The former British Conservative Prime Minister Liz Truss regrets not having had the “opportunity” to implement her radical fiscal plan, which sank the financial markets, during her brief tenure in power, in an article published today by the “Sunday Telegraph”.
Massive Tax Cut
The announcement of a massive tax cut, which turned the markets upside down and plunged the pound sterling due to doubts about the financing of the national debt, caused Truss to resign after just 49 days as chief executive.
In her first detailed comments from her since her Downing Street march – the prime minister’s official dispatch – Truss admits she did not calculate the stiff resistance she would face from her party and the economic establishment.
While acknowledging some blame for how subsequent events unfolded after his tax proposal, Truss continues to maintain that his approach to boosting growth was the right one.
“I’m not saying I’m not to blame for what happened but I was not given the opportunity to implement the policies because of a very powerful economic system, coupled with a lack of political support,” he said.
He also points out that when he came to the Government he “assumed” that his mandate would be “respected and accepted” and that despite the fact that he anticipated that there would be “resistance” to his program, he “underestimated the scope” of it.
“Similarly, I underestimated the resistance within the Conservative parliamentary caucus to move to a less regulated, lower tax economy,” he muses.
Truss also claims that the tax plan announced by then-Economy Minister Kwasi Kwarteng represented a break with the “left” turn of economic thinking and admits that firing Kwarteng affected him “deeply” even though he had “no choice.”
“At that point, it was clear that the political agenda could not survive and my priority had to be to avoid a serious collapse for the UK,” he notes.
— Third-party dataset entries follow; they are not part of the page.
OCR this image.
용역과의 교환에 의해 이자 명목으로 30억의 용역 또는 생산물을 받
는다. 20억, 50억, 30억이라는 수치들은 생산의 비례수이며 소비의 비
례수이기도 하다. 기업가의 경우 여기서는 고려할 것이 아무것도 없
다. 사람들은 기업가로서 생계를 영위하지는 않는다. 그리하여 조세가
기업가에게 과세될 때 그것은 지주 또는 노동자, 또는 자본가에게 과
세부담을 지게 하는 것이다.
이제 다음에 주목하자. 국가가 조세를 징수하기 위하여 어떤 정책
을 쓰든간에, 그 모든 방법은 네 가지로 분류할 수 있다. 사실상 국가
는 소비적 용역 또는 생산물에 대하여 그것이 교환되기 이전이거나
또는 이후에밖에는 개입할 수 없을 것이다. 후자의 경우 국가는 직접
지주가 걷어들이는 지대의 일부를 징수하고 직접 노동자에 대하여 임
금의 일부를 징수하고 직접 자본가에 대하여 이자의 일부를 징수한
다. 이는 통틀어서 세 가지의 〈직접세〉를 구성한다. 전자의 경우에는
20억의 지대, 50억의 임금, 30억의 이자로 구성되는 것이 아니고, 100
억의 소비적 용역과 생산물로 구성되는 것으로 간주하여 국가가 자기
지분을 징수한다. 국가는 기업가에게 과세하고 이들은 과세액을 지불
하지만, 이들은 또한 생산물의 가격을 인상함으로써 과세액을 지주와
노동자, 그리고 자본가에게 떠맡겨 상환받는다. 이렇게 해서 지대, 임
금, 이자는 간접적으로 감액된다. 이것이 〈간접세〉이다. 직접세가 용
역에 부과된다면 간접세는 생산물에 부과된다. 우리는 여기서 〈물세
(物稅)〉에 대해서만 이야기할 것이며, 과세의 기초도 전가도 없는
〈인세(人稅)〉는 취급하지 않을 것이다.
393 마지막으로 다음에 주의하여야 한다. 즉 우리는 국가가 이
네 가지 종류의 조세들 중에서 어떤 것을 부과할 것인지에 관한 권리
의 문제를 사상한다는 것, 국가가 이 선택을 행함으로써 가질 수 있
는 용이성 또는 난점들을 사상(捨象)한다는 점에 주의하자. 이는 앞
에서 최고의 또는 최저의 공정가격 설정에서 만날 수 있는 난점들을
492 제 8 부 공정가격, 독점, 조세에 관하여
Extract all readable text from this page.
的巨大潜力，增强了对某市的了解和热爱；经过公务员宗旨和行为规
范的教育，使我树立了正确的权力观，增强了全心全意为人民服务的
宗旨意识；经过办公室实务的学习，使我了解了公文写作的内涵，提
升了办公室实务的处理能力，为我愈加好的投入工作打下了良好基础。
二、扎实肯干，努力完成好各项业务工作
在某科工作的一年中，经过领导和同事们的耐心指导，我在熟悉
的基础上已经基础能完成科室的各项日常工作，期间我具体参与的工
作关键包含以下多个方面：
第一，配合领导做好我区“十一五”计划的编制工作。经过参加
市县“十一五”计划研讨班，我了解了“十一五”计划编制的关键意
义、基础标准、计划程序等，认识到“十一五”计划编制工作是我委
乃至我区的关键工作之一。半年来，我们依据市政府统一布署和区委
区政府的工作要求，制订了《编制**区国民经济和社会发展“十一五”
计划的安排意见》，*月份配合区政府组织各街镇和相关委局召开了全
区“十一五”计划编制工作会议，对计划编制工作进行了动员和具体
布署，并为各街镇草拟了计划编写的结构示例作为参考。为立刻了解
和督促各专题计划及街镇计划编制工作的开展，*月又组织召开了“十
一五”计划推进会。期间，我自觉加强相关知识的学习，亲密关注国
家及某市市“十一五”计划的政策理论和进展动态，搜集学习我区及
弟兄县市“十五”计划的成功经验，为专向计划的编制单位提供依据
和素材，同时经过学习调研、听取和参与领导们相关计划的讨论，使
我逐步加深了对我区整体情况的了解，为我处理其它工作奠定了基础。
“While I regret not being able to implement my full programme, I remain optimistic for the future, with the UK now in a position to ford its own path as a free country,” he says.
The response to his article has not been long in coming. His Tory colleague, Lord Barwell, head of personnel for former Prime Minister Theresa May, sent him a message on Twitter today in which he reminded him that: “you were thrown out because in a matter of weeks you lost the confidence of the financial markets, of the electorate and your own deputies.
“During a deep cost-of-living crisis, you thought it was a priority to cut taxes for the country’s richest,” he says.